Vers un islam «pur»Ansaru, est l'un d'eux. Cette milice née en 2012 et qui se présente, à l'image du Mujao, comme servant la cause de l'islam en Afrique noire, monte en puissance. Inconnu il y a peu, ce groupe est présenté comme une scission de Boko Haram, et a déjà trois séries d'enlèvements à son actif. En décembre, il a capturé un ingénieur français, Francis Collomp, près de la frontière du Niger. Samedi dernier, un commando enlevait sept étrangers travaillant pour une entreprise libanaise. Dans sa revendication, Ansaru affirmait agir «sur la base des transgressions et des atrocités commises envers la religion d'Allah (…) par les pays européens dans plusieurs endroits dont l'Afghanistan et le Mali». Fin janvier, les combattants avaient attaqué un convoi de militaires nigérians en route pour le Mali, tuant deux soldats.
Avec 900 hommes, le Nigeria dispose du plus gros contingent dans la force africaine qui soutient les armées française et malienne. «Ansaru est un suspect idéal et il revendique ses actions. Nous serons vite fixés. Mais il faut faire attention. L'idée que des fractures nettes sépareraient un groupe d'un autre est fausse. Ils peuvent se regrouper pour une chose et s'opposer pour une autre. Et tous viennent de la même matrice», prévient Peter Sharwood-Smith.

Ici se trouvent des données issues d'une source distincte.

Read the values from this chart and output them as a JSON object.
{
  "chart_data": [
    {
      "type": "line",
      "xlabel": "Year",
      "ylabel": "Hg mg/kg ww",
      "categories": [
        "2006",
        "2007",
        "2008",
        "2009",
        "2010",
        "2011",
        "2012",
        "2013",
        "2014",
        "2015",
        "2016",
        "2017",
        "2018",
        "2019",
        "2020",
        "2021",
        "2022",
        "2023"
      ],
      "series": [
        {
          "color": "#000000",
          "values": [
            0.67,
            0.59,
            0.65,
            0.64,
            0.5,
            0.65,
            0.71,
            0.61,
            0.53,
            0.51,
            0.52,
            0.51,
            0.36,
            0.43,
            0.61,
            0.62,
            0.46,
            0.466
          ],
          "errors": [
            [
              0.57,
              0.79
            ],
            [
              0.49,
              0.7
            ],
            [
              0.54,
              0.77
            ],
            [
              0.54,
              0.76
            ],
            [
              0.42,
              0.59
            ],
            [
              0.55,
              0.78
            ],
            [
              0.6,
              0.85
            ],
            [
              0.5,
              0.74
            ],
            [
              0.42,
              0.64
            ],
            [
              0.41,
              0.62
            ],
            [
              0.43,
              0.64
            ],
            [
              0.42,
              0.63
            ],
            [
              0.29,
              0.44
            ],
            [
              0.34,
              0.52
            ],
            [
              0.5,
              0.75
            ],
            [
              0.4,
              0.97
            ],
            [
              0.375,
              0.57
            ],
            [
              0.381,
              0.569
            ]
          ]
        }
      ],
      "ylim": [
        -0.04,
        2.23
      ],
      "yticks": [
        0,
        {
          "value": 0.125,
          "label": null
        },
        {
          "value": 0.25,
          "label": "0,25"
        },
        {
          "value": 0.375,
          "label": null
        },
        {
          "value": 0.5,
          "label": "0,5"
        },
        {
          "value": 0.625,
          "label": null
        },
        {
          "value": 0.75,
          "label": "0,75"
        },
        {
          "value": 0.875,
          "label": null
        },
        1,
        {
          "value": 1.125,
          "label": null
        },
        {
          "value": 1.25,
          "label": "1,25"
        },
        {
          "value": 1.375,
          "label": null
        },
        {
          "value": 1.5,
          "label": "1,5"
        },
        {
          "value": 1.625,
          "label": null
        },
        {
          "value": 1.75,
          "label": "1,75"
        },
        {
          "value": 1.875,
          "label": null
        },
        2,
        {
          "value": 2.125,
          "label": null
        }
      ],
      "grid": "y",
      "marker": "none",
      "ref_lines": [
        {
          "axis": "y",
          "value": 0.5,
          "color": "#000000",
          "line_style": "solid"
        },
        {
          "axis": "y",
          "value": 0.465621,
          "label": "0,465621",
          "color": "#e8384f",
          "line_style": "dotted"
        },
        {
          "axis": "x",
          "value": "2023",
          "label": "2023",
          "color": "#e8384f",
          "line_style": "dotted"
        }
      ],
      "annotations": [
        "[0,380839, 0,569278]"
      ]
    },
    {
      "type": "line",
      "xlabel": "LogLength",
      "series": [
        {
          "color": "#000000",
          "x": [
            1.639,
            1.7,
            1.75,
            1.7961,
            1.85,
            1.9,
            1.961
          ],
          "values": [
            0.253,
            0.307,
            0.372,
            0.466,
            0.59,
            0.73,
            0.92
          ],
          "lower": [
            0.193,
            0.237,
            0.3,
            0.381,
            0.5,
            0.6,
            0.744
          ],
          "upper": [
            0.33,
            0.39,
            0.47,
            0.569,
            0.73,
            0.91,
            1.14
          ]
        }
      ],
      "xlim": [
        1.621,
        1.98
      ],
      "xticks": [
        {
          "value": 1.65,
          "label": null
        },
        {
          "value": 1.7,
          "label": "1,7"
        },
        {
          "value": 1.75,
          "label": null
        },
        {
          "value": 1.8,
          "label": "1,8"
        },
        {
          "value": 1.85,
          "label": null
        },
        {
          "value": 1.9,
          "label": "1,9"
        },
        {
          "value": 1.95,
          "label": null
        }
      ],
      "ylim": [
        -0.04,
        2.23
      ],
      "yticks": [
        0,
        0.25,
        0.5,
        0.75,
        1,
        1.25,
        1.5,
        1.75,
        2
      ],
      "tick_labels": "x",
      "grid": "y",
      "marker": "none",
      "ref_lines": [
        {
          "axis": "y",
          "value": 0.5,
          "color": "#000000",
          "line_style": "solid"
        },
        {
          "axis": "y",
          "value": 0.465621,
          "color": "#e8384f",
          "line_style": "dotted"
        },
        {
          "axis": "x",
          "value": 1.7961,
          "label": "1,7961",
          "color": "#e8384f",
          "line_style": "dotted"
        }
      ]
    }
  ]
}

L'essor de l'islam radical au nord du Nigeria remonte au début des années 2000 et puise dans la vieille confrontation opposant le sud du pays chrétien au nord à dominante musulmane. Profitant à partir de 1999 de la démocratisation du géant de l'Afrique (quelque 160 millions d'habitants), des prêcheurs revendiquent le retour vers un islam «pur», et la lutte contre un pouvoir central perçu comme impie et corrompu. Boko Haram (de boko, «livre» en haoussa, et haram, «interdit» en arabe) est officiellement créé en 2002, près de Maiduguri, autour de Mohammed Yusuf, un imam autodidacte. Sa doctrine est faite d'un curieux mélange d'islamisme, de rejet de la culture occidentale, perçue comme coloniale, et d'opposition à Abuja. Très vite Boko Haram plonge dans la confrontation armée. Dans cette région déshéritée, le mouvement fait des émules. En 2007, Boko Haram revendique ses premiers attentats à la bombe.
Dérive dans l'ultraviolence L'État nigérian se décide à intervenir, à sa manière, violente et brutale. La répression aurait fait des centaines de victimes dont, en 2009, Mohammed Yusuf lui-même, mort peu après son arrestation. En réponse, Boko Haram se radicalise encore. En trois ans, ses attaques contre des lieux publics et des églises, ses assassinats, auraient fait plus de 1 500 morts, selon Human Rights Watch, et des milliers de réfugiés. En 2011, le groupe montre qu'il voit plus loin que ses ambitions jusqu'alors très locales, et se signale au monde en s'en prenant au QG de l'ONU en plein centre de la capitale fédérale. Dès lors, les entreprises étrangères fuient la région.
Cette dérive dans l'ultraviolence entraîne des critiques sévères au sein même des djihadistes. Certains se désolidarisent et montent ou rejoignent d'autres factions, comme Ansaru. Ces petits groupes, aux contours flous, prônent d'autres modes d'actions, comme les attentats ciblés ou les enlèvements d'étrangers.